If it’s erratic - then the alternator is erratic. Odds are it’s the diodes (rectifiers). I read once that 90% of alternator failures are just one or more diodes burning out.
Whether you can get where you are going before the battery dies, depends on how far and what other stuff (fan, lights, etc) are running besides the ignition and running lights. The safest thing, as mentioned, is to top up the battery charge each night. The danger is that constant drain- recharge will kill a battery eventually, they are not designed to tolerate frequent deep discharges. Eventually it will hold less and less charge, and then it will die where it used to make it all the way through the trip.
(If you think the cops won’t ticket you, disconnect the running lights, ha ha).
Replace the alternator now, or that and the battery later… plus a tow.

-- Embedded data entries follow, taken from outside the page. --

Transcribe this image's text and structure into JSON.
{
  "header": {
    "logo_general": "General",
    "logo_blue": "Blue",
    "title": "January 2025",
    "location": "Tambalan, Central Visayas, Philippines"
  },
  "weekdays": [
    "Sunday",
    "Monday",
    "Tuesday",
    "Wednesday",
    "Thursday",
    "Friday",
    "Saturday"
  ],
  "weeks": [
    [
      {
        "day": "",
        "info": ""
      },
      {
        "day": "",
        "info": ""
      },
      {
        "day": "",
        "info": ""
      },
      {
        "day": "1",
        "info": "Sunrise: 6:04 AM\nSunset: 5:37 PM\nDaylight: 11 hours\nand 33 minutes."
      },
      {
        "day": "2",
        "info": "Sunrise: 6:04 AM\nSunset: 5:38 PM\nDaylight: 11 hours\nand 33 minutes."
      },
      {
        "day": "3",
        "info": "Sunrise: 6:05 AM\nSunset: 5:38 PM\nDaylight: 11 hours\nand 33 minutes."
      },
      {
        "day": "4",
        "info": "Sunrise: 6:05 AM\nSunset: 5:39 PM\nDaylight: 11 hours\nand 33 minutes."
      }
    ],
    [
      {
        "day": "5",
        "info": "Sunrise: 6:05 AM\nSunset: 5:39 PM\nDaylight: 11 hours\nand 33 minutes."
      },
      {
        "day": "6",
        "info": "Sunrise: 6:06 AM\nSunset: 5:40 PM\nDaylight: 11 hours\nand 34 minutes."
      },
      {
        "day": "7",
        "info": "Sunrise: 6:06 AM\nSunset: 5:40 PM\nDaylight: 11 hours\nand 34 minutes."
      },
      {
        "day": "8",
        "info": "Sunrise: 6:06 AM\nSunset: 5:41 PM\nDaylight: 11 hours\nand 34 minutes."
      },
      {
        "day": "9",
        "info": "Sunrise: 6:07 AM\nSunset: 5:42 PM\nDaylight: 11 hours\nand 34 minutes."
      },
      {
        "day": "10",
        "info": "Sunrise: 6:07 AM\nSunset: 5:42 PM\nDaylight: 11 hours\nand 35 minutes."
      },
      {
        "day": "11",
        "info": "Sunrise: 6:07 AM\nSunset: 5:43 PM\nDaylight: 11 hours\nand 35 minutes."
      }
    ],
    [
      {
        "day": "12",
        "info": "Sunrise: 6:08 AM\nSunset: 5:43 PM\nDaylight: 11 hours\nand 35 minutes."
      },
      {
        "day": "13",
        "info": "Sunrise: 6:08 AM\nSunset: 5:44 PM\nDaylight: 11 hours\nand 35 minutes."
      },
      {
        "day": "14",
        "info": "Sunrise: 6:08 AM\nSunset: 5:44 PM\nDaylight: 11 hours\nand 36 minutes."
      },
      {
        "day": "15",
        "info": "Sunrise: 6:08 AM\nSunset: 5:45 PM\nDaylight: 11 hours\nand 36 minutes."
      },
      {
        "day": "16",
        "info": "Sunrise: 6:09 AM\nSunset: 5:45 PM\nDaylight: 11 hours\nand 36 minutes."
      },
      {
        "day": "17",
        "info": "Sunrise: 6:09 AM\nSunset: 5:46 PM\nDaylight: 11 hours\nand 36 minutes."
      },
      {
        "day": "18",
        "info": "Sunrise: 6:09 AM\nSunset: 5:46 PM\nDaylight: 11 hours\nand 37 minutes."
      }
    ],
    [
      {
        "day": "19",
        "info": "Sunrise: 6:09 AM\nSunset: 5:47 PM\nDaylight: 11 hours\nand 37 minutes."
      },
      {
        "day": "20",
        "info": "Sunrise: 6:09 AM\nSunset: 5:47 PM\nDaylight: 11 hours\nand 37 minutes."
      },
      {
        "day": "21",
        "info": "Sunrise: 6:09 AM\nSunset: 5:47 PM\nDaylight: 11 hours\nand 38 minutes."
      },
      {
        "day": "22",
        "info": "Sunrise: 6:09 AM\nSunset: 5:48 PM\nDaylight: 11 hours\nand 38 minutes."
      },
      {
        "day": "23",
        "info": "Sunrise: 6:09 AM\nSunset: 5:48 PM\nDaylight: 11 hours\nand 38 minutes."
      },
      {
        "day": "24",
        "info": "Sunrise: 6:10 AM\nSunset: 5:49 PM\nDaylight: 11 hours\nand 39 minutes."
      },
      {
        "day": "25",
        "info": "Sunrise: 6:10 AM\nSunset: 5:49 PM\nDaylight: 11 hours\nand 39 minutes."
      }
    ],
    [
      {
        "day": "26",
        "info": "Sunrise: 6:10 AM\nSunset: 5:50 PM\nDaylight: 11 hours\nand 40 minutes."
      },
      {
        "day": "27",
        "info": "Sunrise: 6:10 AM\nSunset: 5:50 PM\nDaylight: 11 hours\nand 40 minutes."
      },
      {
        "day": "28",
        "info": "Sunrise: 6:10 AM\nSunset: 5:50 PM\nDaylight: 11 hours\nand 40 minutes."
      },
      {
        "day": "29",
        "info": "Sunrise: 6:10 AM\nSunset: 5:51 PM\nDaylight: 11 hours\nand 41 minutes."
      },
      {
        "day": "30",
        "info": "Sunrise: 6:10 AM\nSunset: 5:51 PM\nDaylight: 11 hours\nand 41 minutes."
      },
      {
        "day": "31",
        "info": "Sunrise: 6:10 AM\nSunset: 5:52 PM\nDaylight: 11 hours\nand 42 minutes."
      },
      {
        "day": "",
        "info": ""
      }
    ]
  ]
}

(Although the above advice is a very good start. Be sure the battery terminals are connected clean and soldi.)
OK, you’ve all convinced me. I’m gonna avoid driving it until my mechanic (who will be doing this on the side) can actually fix the battery/alternator, and the other random micellaneous stuff I’d been putting off. I like the battery charger idea, and will do that before making the trip to the mechanic’s house. Thanks for the advice.
The other point to be aware of is that a charge warning light doesn’t necessarily mean a problem with the battery or alternator. It can be caused by the dampener on the harmonic balancer being worn. If that is the cause then, in the worse case, driving it can cause the entire flywheel and crankshaft assembly to fly to pieces: time for a new engine.
Driving carefully and driving short distances won’t prevent that happening. When it happens, it happens and your engine basically blows itself to pieces.
Unless you know how to check for wear on the dampener or specifically diagnose the cause of the charge warning, it’s a really bad idea to drive a car when the charge light is coming on.
In most cars the belt driving the alternator is run off the crankshaft. If the dampener wears the belt loses tension and begins slipping and the alternator ceases working efficiently.
The older cars could go a long, long way with a bad alternator or generator. I once drove fifty miles to my parents house. No lights, no radio, no AC. So my power drain was almost nothing. My car still had a distributor and points. No solid state at all.
New cars – have computer chips & solid state ignitions. They suck power like a vampire. I wouldn’t risk driving far with a bad alternator.
It’s probably too late for the OP, but you really don’t want to drive a car around if the charging system isn’t working right. Not only could you end up stranded at any moment, but lead acid batteries also tend to chemically self destruct if they discharge too far. You could end up killing an otherwise perfectly good battery and adding a significant chunk of change to your repair bill.
Nothing he’s said so far proves conclusively whether it’s the battery or the alternator. Easiest way is to charge the battery and then test it with a load tester. Most shops can do this. Batteries tend to fail much more often than alternators.
One other important thing about all this: If it is a bad battery driving too long with it can kill a good alternator as well. Alternators cannot run ‘open circuit’. Open circuit is when the alternator is producing electricity (i.e. spinning) but it isn’t connected to a (good) battery to ‘suck up the juice’. Diodes in the alternator can’t take this for more than a few moments and burn out. And a completely dead battery not only has no charge but may not be able to take a charge either. Which means you’ll be running open circuit and that will kill your alternator!
Long story short, get it serviced asap. Even if it doesn’t strand you your repair may wind up costing double what it should have (battery & alt!)